Nous le suivons jusqu’à la place centrale. Une grande bâtisse de pierre circulaire, soutenue par des colonnes est érigée en bordure du vide. Une fois nos pieds à terre, nous accédons à un buffet garni de mets variés et colorés. Des femmes ailées patientent pour nous servir, le front orné de bijoux colorés.

— J’imagine que votre voyage vous a donné grand faim.

— Votre hospitalité est… inattendue.

— Nous avons beaucoup entendu parler de vous par notre aspirante.

Trop fière de ramener ma culture, je demande :

— Vivianne Montceaux ?

— Oui.

— Très très belle fille. Et, elle a une voix si apaisante.

— Elle n’a pas tari d’éloge sur vous non-plus.

— Non ? Pourtant, j’ai dû lui laisser le souvenir d’une aspirante pas comme les autres.

— Précisément. Elle nous a raconté que vous vous êtes ouvertement moquée de la façon dont la plupart des aspirantes flattent les paroles de l’Empereur. Et elle nous a dit que vous aviez su tisser une complicité très remarquée avec lui.

— Infime, très infime. Sten et moi nous sommes connus dans une situation incongrue.

— Vous avez laissé une forte impression à Viviane, dans tous les cas. Elle nous a dit que si elle échouait, valait mieux vous ou Malika que n’importe laquelle des autres aspirantes.

— Ah, Malika. L’Empereur a l’air de l’apprécier et de bien connaître sa famille. Et en effet, c’est une des seules avec Viviane à avoir un peu de dignité. À ne pas confondre avec Valériane, qui s’est dévêtue en public.

— Tout à fait. Dans tous les cas, soyez les bienvenus à Perle-sur-Filou. Je vous ai fait réserver la suite ducale à l’étage, pour vous et vos courtisanes. Vos partisans pourront loger dans les quartiers des domestiques au rez-de-chaussée.

Je croise le regard de Cendre, désolée de la voir descendre d’un étage. Mes courtisanes les premières gagnent le buffet, sans aucune retenu ni bonne manière. Je les laisse faire, et les soldats s’y précipitent à leur tour. Je comprends que Malika soit une de mes premières rivales pour le Duché Cœur-Empire. Son cul rebondit, ses lèvres pulpeuses, son chignon parfait, son maquillage doré, elle contrasterait bien avec Sten.
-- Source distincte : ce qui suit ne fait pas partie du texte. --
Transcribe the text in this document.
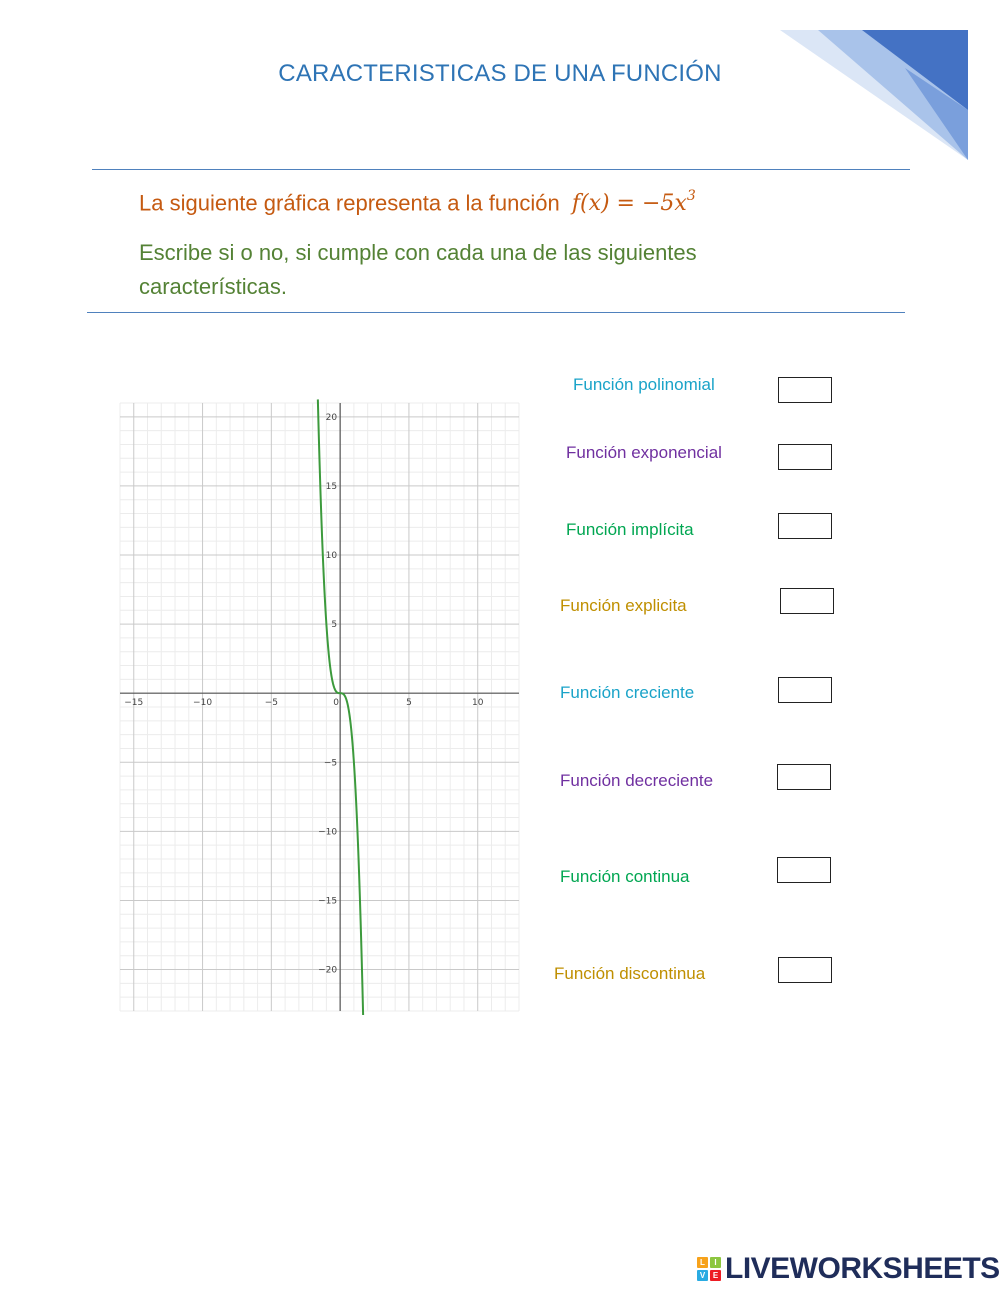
CARACTERISTICAS DE UNA FUNCIÓN
La siguiente gráfica representa a la función $f(x) = -5x^3$
Escribe si o no, si cumple con cada una de las siguientes características.
−15	−10	−5	0	5	10
20
15
10
5
−5
−10
−15
−20
Función polinomial
Función exponencial
Función implícita
Función explicita
Función creciente
Función decreciente
Función continua
Función discontinua
L	I
V E LIVEWORKSHEETS
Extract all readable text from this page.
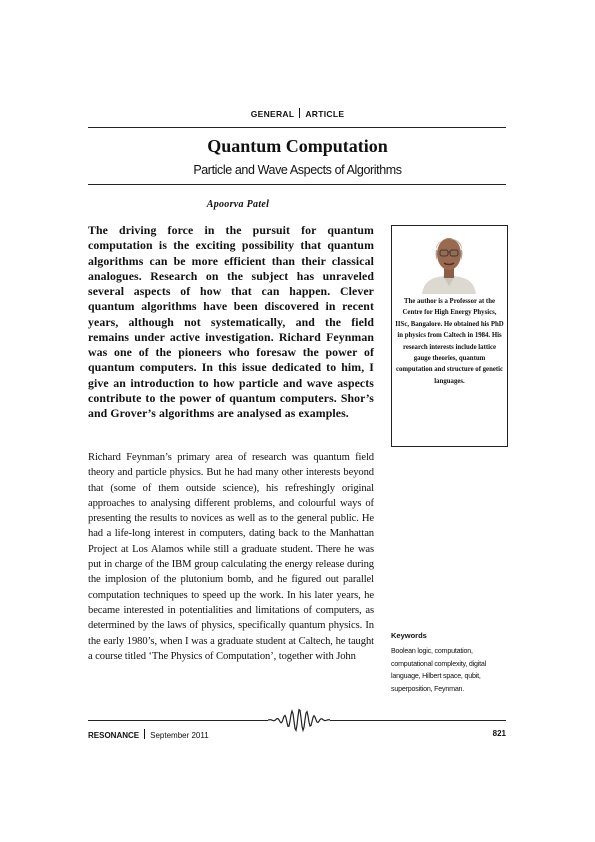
GENERAL ARTICLE
Quantum Computation
Particle and Wave Aspects of Algorithms
Apoorva Patel
The driving force in the pursuit for quantum computation is the exciting possibility that quantum algorithms can be more efficient than their classical analogues. Research on the subject has unraveled several aspects of how that can happen. Clever quantum algorithms have been discovered in recent years, although not systematically, and the field remains under active investigation. Richard Feynman was one of the pioneers who foresaw the power of quantum computers. In this issue dedicated to him, I give an introduction to how particle and wave aspects contribute to the power of quantum computers. Shor’s and Grover’s algorithms are analysed as examples.
Richard Feynman’s primary area of research was quantum field theory and particle physics. But he had many other interests beyond that (some of them outside science), his refreshingly original approaches to analysing different problems, and colourful ways of presenting the results to novices as well as to the general public. He had a life-long interest in computers, dating back to the Manhattan Project at Los Alamos while still a graduate student. There he was put in charge of the IBM group calculating the energy release during the implosion of the plutonium bomb, and he figured out parallel computation techniques to speed up the work. In his later years, he became interested in potentialities and limitations of computers, as determined by the laws of physics, specifically quantum physics. In the early 1980’s, when I was a graduate student at Caltech, he taught a course titled ‘The Physics of Computation’, together with John
The author is a Professor at the Centre for High Energy Physics, IISc, Bangalore. He obtained his PhD in physics from Caltech in 1984. His research interests include lattice gauge theories, quantum computation and structure of genetic languages.
Keywords
Boolean logic, computation, computational complexity, digital language, Hilbert space, qubit, superposition, Feynman.
RESONANCE September 2011	821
— Jeannine, dites-moi. Combien de tour y a-t-il aux élections ducales ?

— Pardon ?

— Je veux dire. Les gens votent, on garde les deux meilleures, et ensuite ils revotent pour les deux ?

— Non. Il n’y a qu’un vote.

— Et s’il y a égalité entre les deux premières ?

— Cela n’est jamais arrivé, mais les deux sont élues.

— Ce qui est déjà arrivé par contre, indique Sigurd, c’est qu’une aspirante ait tant de soutien sur son duché, qu’elle soit élue sans vote.

— C’est-à-dire ?

— Et bien que la somme des partisans dépasse la moitié de la somme des habitants du duché.

— Logique. Et à parti de quel âge peut-on voter ?

— Treize ans pour les femmes, quinze ans pour les hommes.

Pour une fois que la parité va dans le bon sens. Des délégations de commerçants commencent à affluer. Et c’est parti pour des heures de bavardages diplomatiques. Par les larges fenêtres qui baignent la grande salle, le ciel domine les montagnes et la vallée verdoyante. Le paysage est absolument magnifique, naturel, à couper le souffle.

Mardi 8 octobre 2013

À peine entrée dans la tente, je me réveille, assise sur mon lit, dans ma robe de Tannerie-sur-Filou.

Je ne me suis pas changée, et je gagne le lycée en tenue de montagne, à fort regret car les fourrures tiennent très chaud. Mes vidéos sont parties. Fantou a filmé discrètement le banquet.

Chell : Sont superbes les gens avec les ailes. C’est dommage que les filles soient chauves, ça fait bizarre.

Léna : Si tu veux monter un cabinet de transplantation capillaire, viens nous rejoindre.

Siloë : MDR

Chell : C’est qui qui filme ?

Léna : Fantou avec mon téléphone.

Chell : Je pensais que les vélociraptors étaient en images de synthèse, mais en fait c’est trop bien fait, on ne voit pas le truc.

Siloë envoie un smiley qui sifflote en regardant au-dessus de lui.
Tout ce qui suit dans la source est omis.